Most of my tiles are online now and should help with sales during the winter. This past year has been the only time where the inventory was in good shape. Usually I can’t keep up with sales. The Anchorage Native Heritage Center will be reopening for the Summer Season on Mother’s Day. The main ingredient in the tile body is the glacial clay from the mudflats next to Anchorage.
Made another 6″ x 4″ ceramic covered sketch book. Put holes on the front part to add more stitching with maybe a fireweed twine. The backside has ten stamps that were stained red. The stamps usually mark the backside of the art tiles.
Making some 4″ x 6″ book covers from the glacial clay from the Anchorage mudflats. Its a work in progress. Used coptic stitching so the book lays flat. The paper is 140 lb. cotton rag water color paper.
Made ten nice 4″ daisy impression tiles with several different background glazes and added them to the online store. Alaska has its own wild daisy variety. I’m waiting for the fireweed to blossom out so I can make some tile impressions of them too.
I’ve started to add 4″ plant impressions to the online store. Here is a dogwood blossom with leaves. More will be posted over the coming weeks.
Finally getting around to stringing pendants with a 2mm leather lace. A couple of batches have been sent to two art gift shops here in Alaska, Octopus Ink in Anchorage, and Bunnell Street Gallery in Homer. Each pendant is 1-1/2″ square and made from the glacial clay from the Anchorage mudflats.
Decided to make some pendants with more than one glaze color. These pendants were made with small matte board plates, similar to how I make tiles. Before, pendants were made with clay stamps. Four sets of these will be made with four different background colors. My personal favorite would be the coffee cup.
Finally moved over to an online store format, though the blog posts are still part of the store.
This is the tile wall behind a wood stove that an acquaintance installed in his house. I also made the field tiles surrounding the art tiles. It will be featured in the next quarterly issue of Alaska Home magazine. The nice speckled brown field tiles are all the same glaze, so the difference in appearance is due to the placement in the kiln. An enlarged drawing of the entire area was provided so that plate/stencils could easily be made, especially for the odd shaped tiles, near the top.
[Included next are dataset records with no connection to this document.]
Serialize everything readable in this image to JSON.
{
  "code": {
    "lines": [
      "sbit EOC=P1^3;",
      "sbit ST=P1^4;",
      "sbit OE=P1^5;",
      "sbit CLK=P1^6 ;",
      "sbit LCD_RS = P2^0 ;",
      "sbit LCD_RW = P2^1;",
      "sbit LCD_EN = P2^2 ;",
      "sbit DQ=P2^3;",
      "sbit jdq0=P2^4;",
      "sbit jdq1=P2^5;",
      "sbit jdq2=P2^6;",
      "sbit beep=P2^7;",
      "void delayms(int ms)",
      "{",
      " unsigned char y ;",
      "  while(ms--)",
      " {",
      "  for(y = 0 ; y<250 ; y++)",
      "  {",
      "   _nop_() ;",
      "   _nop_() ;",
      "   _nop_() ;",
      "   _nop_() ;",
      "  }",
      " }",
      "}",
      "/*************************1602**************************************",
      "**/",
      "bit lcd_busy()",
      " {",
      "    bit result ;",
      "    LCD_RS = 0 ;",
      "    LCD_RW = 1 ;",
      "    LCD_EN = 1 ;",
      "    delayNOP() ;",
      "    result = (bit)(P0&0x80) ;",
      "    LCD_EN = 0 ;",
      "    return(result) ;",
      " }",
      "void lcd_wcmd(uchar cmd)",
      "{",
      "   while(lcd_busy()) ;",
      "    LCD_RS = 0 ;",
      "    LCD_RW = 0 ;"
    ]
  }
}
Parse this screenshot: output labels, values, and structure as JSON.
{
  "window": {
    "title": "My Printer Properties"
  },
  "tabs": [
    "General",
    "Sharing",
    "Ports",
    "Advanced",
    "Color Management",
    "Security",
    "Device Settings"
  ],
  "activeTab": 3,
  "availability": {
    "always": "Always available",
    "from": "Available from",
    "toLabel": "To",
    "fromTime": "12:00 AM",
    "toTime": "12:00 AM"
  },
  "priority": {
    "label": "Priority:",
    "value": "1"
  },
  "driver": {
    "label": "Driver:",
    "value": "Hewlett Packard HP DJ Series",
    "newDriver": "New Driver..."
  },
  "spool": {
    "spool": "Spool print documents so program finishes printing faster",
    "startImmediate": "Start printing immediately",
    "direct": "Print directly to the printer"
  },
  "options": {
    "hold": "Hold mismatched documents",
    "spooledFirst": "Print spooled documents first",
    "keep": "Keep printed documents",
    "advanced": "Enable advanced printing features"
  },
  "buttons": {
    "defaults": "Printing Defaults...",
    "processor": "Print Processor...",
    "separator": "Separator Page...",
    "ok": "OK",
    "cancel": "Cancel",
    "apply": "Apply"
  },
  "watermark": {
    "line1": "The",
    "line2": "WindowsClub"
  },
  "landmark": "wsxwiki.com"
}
All the tiles are made from the local clay from the Anchorage mud flats, a part of the Boot Legger Clay formation, and they are stamped on the back with “Cook Inlet Glacial Clay”.
The Fur Rondy sales begin tomorrow at the Dimond Mall (in Anchorage) and I will be heading to the Heard Museum in Phoenix, Arizona for the Indian Art Market on Thursday.
These are recent tests for a two-inch size pendant. None sold at the Colorado Indian Market last month, but I’ll see how they do this summer. If they didn’t have holes, they could be tiles. To be installed with tiles, they would need to be slightly smaller, like 1-7/8″, so they could fit four to the same area as a four-inch tile, plus they would need to be just a tad thicker.